Analyst salaries London: JPMorgan on top, Citi way below
If you're an analyst aspiring to work for a US investment bank in London, it helps to be aware that some banks pay far higher salaries than others.
Following its second salary hike earlier this year, JPMorgan is now ahead of the pack. Citi, however, has yet to manifest another salary increase in London, despite hiking fixed pay in America for a second time in January.
The chart below shows what we understand to be the current state of play. We asked the banks concerned to comment on the figures; they did not.
Citi's tardiness when it comes to hiking salaries as hoped means the bank has fallen behind US peers.
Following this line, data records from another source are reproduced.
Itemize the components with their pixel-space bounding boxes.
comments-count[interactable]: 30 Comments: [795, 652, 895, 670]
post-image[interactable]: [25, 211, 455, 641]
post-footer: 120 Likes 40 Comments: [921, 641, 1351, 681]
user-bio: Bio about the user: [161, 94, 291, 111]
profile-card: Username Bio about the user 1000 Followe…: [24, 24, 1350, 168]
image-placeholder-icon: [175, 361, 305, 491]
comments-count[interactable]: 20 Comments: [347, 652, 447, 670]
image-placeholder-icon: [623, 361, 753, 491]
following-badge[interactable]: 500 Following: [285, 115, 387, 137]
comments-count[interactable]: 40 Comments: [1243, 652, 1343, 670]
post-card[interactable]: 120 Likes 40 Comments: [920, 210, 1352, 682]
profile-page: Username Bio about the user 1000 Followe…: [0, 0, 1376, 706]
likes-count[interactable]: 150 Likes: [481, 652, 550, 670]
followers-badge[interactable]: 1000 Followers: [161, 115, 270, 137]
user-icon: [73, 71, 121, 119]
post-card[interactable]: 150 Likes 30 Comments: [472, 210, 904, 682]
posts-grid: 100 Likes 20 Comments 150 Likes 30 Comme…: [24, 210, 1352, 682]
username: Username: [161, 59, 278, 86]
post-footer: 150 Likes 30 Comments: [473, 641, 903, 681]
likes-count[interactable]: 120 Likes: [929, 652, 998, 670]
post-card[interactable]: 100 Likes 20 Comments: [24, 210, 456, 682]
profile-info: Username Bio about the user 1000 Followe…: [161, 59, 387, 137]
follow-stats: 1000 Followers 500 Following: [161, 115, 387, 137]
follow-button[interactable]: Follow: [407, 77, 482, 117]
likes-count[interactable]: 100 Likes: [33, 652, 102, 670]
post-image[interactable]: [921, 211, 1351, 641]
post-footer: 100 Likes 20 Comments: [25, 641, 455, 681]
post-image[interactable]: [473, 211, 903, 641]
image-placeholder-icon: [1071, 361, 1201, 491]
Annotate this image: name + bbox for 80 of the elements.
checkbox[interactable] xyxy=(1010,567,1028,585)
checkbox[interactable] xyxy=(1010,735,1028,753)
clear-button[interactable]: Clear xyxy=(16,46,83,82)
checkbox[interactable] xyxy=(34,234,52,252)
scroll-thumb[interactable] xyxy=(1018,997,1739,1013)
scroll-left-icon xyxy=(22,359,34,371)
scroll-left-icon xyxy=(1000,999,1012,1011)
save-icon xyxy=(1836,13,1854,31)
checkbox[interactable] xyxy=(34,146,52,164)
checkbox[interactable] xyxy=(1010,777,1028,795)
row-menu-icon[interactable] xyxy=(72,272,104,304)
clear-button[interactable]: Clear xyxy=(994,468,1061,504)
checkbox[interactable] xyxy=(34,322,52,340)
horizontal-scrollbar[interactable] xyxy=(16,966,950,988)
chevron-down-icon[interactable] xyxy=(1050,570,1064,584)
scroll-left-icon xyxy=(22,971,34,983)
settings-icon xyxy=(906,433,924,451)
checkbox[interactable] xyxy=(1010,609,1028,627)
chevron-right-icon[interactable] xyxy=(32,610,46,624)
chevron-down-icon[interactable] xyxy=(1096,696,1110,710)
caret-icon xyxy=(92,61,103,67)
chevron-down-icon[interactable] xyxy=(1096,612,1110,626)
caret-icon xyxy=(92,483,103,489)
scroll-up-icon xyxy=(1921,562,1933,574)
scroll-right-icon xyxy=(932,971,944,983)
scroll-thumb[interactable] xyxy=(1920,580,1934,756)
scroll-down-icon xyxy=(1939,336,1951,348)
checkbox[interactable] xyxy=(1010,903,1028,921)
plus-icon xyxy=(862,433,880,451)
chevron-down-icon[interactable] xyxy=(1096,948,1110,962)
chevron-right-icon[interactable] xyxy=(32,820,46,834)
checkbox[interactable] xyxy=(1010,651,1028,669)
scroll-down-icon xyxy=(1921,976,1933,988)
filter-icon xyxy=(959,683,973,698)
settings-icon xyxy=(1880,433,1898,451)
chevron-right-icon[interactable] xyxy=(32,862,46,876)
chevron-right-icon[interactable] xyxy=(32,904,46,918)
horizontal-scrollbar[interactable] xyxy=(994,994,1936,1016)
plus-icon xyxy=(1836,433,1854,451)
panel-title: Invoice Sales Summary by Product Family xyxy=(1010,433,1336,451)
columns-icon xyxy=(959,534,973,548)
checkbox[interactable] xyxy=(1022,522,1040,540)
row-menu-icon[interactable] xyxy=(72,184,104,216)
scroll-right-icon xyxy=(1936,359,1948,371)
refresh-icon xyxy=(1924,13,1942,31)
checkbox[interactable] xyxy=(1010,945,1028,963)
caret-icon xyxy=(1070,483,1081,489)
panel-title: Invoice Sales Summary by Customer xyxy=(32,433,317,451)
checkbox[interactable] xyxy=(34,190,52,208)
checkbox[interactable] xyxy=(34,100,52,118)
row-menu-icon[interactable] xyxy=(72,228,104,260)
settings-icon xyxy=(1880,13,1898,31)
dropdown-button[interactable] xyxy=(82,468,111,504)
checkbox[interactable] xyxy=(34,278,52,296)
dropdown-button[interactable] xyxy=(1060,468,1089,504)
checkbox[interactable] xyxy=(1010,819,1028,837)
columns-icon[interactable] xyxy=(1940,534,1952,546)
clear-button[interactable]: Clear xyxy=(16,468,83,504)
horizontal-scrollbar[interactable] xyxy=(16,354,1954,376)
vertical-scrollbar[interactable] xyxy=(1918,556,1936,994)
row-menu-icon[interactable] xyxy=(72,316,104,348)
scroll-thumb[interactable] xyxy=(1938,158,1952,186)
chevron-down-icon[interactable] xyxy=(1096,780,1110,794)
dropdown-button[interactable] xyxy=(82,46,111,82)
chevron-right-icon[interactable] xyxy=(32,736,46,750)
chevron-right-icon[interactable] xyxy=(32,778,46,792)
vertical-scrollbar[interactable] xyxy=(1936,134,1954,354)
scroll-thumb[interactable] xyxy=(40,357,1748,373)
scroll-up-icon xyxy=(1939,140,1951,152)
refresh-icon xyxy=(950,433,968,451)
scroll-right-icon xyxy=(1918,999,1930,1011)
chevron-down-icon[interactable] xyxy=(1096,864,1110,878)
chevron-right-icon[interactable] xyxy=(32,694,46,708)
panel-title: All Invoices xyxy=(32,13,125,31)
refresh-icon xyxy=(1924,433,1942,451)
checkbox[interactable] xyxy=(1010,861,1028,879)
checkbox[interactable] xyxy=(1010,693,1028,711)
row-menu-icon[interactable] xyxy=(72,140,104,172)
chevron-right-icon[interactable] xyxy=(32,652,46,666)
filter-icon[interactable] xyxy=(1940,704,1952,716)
It now pays analysts £10k ($12.5k) less than JPMorgan in the first year and £15k less than US rivals in year two. Citi and JPMorgan are the only banks with third year analysts and Citi's third years appear to be earning as much as JPM's first years.
While there are suggestions that Citi pays strongly for performance and that its bonuses (at least at the senior end) are generous compensate for comparatively sickly fixed pay, the salary discrepancy is understood to be causing disgruntlement, with Citi juniors threatening to leave after bonuses are paid this summer. It probably doesn't help that there was a lot of grumbling about Citi's junior bonuses for 2021 too.
Salaries are likely to comprise a higher proportion of pay this year. Pay consultancy Johnson Associates is predicting a 15-20% global decline in M&A bonuses and a 70% decline in bonuses paid to bankers working in equity capital markets (ECM). The Citi discrepancy is likely to become more painful rather than less.